Sans s’occuper de l’inspecteur, l’étranger avait pris un jeton de téléphone et s’était enfermé dans la cabine. On voyait, à travers les vitres du bistrot, Lucas qui en profitait pour avaler un grand verre de bière, ce qui donna soif à Maigret.
La communication dura longtemps : près de cinq minutes. Deux ou trois fois, Lucas, inquiet, alla regarder par le judas de la cabine pour s’assurer qu’il n’était rien arrivé à son client.
Après, ils furent côte à côte devant le zinc, sans rien se dire, comme sans se connaître. La physionomie de l’homme s’était modifiée.

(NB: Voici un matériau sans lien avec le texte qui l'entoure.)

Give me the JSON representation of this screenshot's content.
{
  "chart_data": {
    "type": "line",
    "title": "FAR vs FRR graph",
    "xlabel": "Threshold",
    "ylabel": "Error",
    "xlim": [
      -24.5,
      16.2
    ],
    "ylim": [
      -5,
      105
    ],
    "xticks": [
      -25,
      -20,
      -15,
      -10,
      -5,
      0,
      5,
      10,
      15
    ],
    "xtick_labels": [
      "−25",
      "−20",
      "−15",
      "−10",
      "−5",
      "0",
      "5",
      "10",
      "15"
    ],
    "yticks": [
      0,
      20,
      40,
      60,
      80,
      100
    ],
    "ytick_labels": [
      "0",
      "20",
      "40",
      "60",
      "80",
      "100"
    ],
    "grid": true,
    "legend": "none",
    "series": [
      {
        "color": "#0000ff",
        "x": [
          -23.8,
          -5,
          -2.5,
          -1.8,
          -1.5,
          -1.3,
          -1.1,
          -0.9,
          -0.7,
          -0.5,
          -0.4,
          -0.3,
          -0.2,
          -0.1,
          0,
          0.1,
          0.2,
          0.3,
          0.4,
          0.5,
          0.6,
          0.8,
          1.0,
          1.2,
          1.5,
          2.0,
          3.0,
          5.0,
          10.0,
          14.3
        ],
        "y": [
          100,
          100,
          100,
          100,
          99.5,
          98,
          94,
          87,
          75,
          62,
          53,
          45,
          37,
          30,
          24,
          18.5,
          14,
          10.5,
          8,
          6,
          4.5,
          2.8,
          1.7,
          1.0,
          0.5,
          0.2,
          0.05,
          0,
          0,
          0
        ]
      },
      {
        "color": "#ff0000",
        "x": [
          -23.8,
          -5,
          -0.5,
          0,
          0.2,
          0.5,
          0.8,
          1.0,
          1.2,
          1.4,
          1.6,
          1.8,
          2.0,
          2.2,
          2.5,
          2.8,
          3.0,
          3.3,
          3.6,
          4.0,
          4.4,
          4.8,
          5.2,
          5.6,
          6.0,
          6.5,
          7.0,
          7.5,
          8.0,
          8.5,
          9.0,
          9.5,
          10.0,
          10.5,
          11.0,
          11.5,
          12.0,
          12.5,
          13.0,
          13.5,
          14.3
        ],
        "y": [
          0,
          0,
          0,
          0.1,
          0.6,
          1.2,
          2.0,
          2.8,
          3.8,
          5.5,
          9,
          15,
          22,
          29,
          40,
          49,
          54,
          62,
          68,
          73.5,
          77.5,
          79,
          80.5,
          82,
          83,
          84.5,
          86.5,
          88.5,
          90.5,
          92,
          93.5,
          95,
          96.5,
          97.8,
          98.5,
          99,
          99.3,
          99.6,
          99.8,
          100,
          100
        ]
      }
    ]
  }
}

Il regardait autour de lui avec une sorte d’égarement, semblait guetter un moment propice, mais sans doute avait-il compris qu’il n’y en aurait plus pour lui.
Il finit par payer, par sortir. Il se dirigea vers la Bastille, fit le tour presque complet de la place, s’engagea un moment sur le boulevard Richard-Lenoir, à trois minutes de chez Maigret, mais tourna, à droite, dans la rue de la Roquette.
Quelques minutes plus tard, il était perdu. Il ne connaissait pas le quartier, c’était visible. À deux ou trois reprises, encore, il eut des velléités de fuite, mais il y avait trop de monde dans les rues, ou bien il apercevait au prochain carrefour le képi d’un sergent de ville.
C’est alors qu’il se mit à boire. Il entrait dans les bars, non plus pour téléphoner, mais pour avaler d’un trait un verre de mauvais cognac, et Lucas avait pris le parti de ne plus le suivre à l’intérieur.
Dans un de ces bars, quelqu’un lui adressa la parole, et il le regarda sans répondre, en homme à qui on parle une langue inconnue.